The racial divide among students taking the SAT

Ohio's black students gain, but lag behind peers

Average overall scores for black high schoolers taking the SAT in Ohio have improved over the past three years.

But those students were still the poorest performers on the nation’s oldest college-prep exam.

Ohio’s black students were not alone. Nationwide, average overall scores for black college-bound students were 75 or more points below their peers in 2013.

Results were just as frustrating last year for Ohio’s black students who took the ACT, now the most popular exam among college-bound U.S. students.

Ohio’s average score of 17.8 was nearly identical to the national average for blacks – in each case, the lowest among any race or ethnic group.

Some educators believe the racial divide in test results has a chilling effect on efforts to diversify college campuses.

For more than a century, the exam has been a screening tool for admissions staff to determine if students are prepared for college-level coursework.

Poor scores that hinder college admission also may be the first obstacle for talented young black students pursuing dreams of higher-paying professional jobs.
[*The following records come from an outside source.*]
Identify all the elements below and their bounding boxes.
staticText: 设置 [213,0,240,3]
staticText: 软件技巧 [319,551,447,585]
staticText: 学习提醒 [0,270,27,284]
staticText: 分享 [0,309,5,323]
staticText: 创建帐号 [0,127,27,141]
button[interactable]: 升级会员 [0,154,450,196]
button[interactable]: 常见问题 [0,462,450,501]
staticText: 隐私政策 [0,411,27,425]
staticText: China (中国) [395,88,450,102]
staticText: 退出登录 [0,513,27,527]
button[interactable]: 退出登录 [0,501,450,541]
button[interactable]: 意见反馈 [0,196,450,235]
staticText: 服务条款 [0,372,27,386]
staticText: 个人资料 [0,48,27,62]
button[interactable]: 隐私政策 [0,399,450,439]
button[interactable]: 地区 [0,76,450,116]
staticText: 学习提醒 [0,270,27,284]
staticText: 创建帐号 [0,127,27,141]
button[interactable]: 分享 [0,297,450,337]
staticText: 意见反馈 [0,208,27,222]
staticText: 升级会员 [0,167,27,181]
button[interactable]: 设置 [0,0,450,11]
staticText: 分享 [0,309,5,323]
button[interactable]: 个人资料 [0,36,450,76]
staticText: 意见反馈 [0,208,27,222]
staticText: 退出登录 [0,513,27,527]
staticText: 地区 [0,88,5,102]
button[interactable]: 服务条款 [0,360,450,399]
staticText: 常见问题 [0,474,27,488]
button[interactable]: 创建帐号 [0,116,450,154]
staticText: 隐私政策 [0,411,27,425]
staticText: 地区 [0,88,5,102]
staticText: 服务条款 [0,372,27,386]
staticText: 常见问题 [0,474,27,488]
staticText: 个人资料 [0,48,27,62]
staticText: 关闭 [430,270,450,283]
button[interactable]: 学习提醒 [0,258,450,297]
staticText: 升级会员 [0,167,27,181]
Research points to age-old reasons for the racial gap on both exams:  Differences in income, lifestyle and course study among black youths and their peers, and inadequate funding and resources in urban public schools with large black populations.

In Ohio, however, there’s reason for optimism. The small, steady gains made by black test-takers since 2011 buck a national trend.

Overall SAT scores for black students across the U.S. have dropped 13 points since 2006.

The rise in Ohio scores coincides with a stiff drop in the number of black test-takers over that period – an average of about 400 students per year – and lower participation rates.

Research suggests that high participation rates mean a larger percentage of lower-achieving students taking the test, and lower average scores.